Humm… Ques­tion dif­fi­cile. C’est tou­jours une ques­tion de choix. Cepen­dant je suis opti­miste… Ce à quoi je renonce, je le rem­place très vite par un autre scé­na­rio que j’estime meilleur. Et je me convainc moi-même que le che­min que j’ai choisi est le bon. C’est une atti­tude par­ti­cu­lière mais elle rend la vie plus facile.

D’où venez-vous ?
De Pologne. Quand j’étais enfant c’était tou­jours un pays socialiste/communiste. A cette époque, il n’y avait rien et les gens devaient faire oeuvre de plus d’imagination. Pour inven­ter des jeux et des théâtres. Je crois que cela est tou­jours resté en moi. Et même si je sais que nous vivons dans un monde où désor­mais tout est acces­sible, je rêve tou­jours. Je pense que j’ai grandi avec ça.

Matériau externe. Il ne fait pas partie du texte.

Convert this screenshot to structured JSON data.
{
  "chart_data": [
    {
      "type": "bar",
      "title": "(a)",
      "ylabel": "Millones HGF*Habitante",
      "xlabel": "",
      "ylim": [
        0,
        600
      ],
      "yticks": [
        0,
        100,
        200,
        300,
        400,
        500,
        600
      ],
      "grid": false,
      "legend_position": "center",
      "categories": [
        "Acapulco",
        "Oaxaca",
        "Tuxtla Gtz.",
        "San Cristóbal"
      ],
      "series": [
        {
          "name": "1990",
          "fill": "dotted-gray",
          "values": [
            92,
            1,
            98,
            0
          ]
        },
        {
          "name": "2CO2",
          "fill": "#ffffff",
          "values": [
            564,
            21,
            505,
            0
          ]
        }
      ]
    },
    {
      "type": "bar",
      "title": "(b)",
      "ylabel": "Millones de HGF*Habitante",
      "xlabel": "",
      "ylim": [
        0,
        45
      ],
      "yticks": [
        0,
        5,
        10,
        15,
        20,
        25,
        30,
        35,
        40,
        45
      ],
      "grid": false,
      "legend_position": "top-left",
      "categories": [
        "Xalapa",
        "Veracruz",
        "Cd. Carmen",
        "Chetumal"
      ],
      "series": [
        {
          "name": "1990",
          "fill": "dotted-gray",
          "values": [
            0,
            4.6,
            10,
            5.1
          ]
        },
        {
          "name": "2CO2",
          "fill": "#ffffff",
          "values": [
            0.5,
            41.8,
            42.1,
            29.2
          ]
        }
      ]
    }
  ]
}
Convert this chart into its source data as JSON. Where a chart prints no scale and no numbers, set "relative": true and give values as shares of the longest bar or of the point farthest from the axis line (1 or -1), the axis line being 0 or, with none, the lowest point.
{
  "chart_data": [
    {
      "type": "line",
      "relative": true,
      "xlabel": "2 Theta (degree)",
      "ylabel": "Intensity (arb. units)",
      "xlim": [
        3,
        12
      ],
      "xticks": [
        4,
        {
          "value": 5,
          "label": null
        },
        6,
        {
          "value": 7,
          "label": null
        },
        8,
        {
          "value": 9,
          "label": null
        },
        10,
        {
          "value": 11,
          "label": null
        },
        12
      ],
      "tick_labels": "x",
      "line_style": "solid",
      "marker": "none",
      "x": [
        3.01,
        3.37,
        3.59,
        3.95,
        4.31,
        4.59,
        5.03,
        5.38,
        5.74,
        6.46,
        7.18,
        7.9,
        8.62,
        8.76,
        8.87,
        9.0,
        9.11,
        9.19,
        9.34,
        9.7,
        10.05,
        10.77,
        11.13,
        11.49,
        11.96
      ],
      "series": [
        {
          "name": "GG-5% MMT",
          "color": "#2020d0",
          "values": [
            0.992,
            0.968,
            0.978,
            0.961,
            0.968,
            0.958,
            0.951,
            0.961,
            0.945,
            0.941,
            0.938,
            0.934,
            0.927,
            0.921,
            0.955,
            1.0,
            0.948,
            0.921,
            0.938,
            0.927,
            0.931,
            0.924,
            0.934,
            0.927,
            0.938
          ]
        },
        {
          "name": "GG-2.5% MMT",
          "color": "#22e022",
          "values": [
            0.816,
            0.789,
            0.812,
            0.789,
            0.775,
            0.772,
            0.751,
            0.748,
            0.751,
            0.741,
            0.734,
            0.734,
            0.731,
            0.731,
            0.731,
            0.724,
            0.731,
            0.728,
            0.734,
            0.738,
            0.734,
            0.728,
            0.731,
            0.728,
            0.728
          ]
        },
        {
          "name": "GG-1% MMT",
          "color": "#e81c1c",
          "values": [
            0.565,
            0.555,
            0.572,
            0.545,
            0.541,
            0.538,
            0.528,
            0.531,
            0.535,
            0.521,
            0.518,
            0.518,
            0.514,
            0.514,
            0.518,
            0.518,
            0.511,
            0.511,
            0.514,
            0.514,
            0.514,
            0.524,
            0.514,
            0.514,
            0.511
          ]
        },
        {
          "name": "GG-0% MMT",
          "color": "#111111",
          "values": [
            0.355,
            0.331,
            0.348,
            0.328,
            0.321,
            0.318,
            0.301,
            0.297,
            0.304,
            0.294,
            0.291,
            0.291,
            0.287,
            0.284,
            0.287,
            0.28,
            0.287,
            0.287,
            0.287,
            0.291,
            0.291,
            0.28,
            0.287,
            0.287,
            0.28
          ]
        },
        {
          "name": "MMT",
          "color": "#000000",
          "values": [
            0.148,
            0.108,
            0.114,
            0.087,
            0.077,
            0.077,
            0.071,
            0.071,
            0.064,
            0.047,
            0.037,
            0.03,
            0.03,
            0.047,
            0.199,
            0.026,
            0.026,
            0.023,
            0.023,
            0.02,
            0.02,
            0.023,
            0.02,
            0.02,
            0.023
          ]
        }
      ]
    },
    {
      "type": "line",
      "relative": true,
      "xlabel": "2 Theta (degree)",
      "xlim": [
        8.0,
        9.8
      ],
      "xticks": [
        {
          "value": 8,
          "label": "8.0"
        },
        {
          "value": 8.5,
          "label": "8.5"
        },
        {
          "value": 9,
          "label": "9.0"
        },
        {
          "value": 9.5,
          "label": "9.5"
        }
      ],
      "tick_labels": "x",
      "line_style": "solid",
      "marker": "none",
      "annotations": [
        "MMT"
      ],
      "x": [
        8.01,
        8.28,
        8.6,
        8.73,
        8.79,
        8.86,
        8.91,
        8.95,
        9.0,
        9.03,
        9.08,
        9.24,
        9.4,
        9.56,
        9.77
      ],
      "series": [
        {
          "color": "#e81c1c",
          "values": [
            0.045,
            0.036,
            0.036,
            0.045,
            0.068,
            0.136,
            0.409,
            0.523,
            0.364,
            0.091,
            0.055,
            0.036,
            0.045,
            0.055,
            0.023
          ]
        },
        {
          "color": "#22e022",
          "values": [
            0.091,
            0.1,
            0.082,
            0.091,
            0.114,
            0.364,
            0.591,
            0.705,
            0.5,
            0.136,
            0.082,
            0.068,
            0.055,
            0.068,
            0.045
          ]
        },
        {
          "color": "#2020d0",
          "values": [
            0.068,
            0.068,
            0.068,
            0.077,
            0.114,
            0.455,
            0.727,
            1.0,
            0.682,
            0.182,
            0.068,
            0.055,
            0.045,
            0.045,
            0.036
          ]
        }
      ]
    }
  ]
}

Quelle est la pre­mière image dont vous vous sou­ve­nez ?
C’est trop loin main­te­nant. De toute façon, les sou­ve­nirs changent. Chaque nou­veau sou­ve­nir apporte une modi­fi­ca­tion des anciens. Je pense que cela pour­rait être le prin­temps dans mon vil­lage. Loin dans les prai­ries grasses et les arbres.

Et votre pre­mière lec­ture ?
“Le Sei­gneur des anneaux”.

Qu’est-ce qui vous dis­tingue des autres artistes ?
Je ne veux pas m’appeler artiste. Je conti­nue à ne pas com­prendre ce mot. Mais pour répondre à votre ques­tion, hummm vous avez peut-être noté que je suis un peu voyeur. J’aime tou­jours les por­traits de femmes, ce qui dans l’art d’aujourd’hui dis­pa­raît. Cela fait un peu vieux style. Ou peut-être que je retourne vers une époque où les femmes étaient fémi­nines, belles au moment où la mode ne chan­geait pas si vite.

Un petit plai­sir — quo­ti­dien ou non ?
Le chocolat.

Où travaillez-vous et com­ment ?
Je tra­vaille à Bruxelles et dans son uni­vers. La pho­to­gra­phie est une manière de me rap­pro­cher des gens. C’est ce que je fais si sou­vent. Si bien que je peux dire que je pra­tique deux dif­fé­rents métiers à la fois.

A qui n’avez-vous jamais osé écrire ?
Oh, à per­sonne. Si j’ai besoin de contac­ter quelqu’un je le fais tout de suite. Je ne reçois pas tou­jours une réponse… Mais c’est une autre histoire.

Quelles musiques écoutez-vous ?
Chet Baker, Cho­pin, de l’Ambient, de la House, Van­ge­lis, Parov Ste­lar… Cela dépend de mon état d’esprit.

Quels livres aimez-vous relire ?
Tous ceux de Jacek Dukaj, mon auteur de S.F. pré­féré. Cepen­dant ‚ses meilleurs livres ne sont pas encore traduits.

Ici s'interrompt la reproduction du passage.